Мне так стыдно, что я позволила ему умереть, словно это моя ошибка, и я могла что-то сделать для моего мальчика. Я стыжусь того, что не смогла родить сына сильного, как дети Изабель или как мальчики Вудвиллов, которые исчезли из башни. Мне стыдно, что у меня был всего один ребенок, только один бесценный наследник, предназначенный продолжить род Ричарда. У нас был только один принц, а не два, и теперь он ушел от нас.
Мы спешно выезжаем из Ноттингема в замок Миддлхэм, словно еще можем застать там нашего ребенка таким, как мы оставили его. По прибытии мы находим его худенькое тело в часовне в гробу, а двое других детей оплакивают своего ушедшего двоюродного брата вместе с нашими слугами. Маргарет бросается в мои объятия и шепчет:
— Мне так жаль, так жаль, — словно она, десятилетняя девочка, могла его спасти.
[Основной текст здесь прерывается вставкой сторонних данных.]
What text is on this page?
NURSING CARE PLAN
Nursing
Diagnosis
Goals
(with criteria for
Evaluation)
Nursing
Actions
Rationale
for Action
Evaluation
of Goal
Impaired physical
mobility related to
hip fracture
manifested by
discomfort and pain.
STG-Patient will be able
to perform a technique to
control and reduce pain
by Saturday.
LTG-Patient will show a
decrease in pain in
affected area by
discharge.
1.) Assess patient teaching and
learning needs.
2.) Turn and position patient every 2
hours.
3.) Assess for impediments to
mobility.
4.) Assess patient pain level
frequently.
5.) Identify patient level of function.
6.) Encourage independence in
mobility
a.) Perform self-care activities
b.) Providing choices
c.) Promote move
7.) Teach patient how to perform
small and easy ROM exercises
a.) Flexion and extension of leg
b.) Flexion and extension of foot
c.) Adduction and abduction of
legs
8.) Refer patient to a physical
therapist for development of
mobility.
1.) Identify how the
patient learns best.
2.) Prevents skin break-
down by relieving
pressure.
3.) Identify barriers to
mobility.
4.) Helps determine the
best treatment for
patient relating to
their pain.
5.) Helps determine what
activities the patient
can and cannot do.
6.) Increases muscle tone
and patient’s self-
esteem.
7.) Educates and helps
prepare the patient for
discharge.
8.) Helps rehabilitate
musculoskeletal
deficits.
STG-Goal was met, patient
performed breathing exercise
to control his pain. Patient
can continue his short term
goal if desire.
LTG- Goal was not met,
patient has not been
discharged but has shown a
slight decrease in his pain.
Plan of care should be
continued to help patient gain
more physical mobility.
Я не осуждаю ее, но не могу успокоить. У меня нет слов поддержки ни для кого. Ричард принимает решение, что дети теперь будут жить в Шериф Хаттоне. Ни один из нас больше не вернется в Миддлхэм. Похороны проходят скромно, и мы в молчании провожаем детский гроб в темноту склепа. Я не чувствую покоя даже после того, как мы помолились за его душу и заплатили священнику за молитвы два раза в день. Его маленькая невинная душа отправилась в рай, но я не чувствую мира, я ничего не чувствую. Наверное, не почувствую никогда.
Мы уезжаем из Миддлхэма, как только позволяют обстоятельства, и едем в Дарем, где я молюсь за моего сына под сводами большого собора. Это не приносит облегчения. Затем мы едем в Скарборо, я смотрю на высокие волны в бушующем море и думаю об Изабель, потерявшей своего первенца; но потерять ребенка при родах ничто в сравнении с потерей почти взрослого сына. Мы возвращаемся в Йорк. Мне все равно, где мы находимся. Повсюду люди смотрят на меня, словно не знают, что они могут сказать. Им не о чем беспокоиться. Сказать нельзя ничего. Смертельная битва забрала у меня отца, шпионка Элизабет Вудвилл отняла у меня сестру, а палач Элизабет Вудвилл мужа сестры; отравитель убил моего племянника, и ее проклятие уничтожило моего сына.
Дни становятся ярче и теплее, и теперь меня одевают не в шерстяные платья, а в шелк. Меня ведут ужинать, сажают, как марионетку, за высокий стол, подносят мне седло ягненка и свежие фрукты. Голоса за столом звучат все громче и громче, и в один прекрасный день музыканты снова начинают играть, впервые, после того, как пришло то письмо. Ричард искоса бросает на меня взгляд, чтобы понять, не возражаю ли я, и я замечаю, как поражен он пустотой моего лица. Я не против. Я ни о чем не жалею. Пусть играют хорнпайп, если хотят; ничто больше ни имеет значения для меня.
Той же ночью он приходит в мою спальню. Он ничего не говорит мне, просто берет на руки и обнимает так крепко, словно возможно уменьшить боль двух разбитых сердец, тесно прижав их друг к другу. Это не помогает. Теперь, когда мы лежим бок о бок, а не находимся в противоположных концах замка, наша боль удваивается, и моя спальня становится эпицентром горя.
Когда я просыпаюсь рано утром, он пытается заняться со мной любовью. Я лежу под ним, словно камень, не говоря ни слова и не шевелясь. Я знаю, что он надеется зачать нового ребенка, но не верю, что нам будет послано такое благословение. После десяти лет бесплодия? Как сын сможет прийти ко мне сейчас в омертвевшее тело, когда я не могла зачать, будучи полна любви и надежд? Нет, Бог дал нам только одного сына, и теперь он ушел от нас.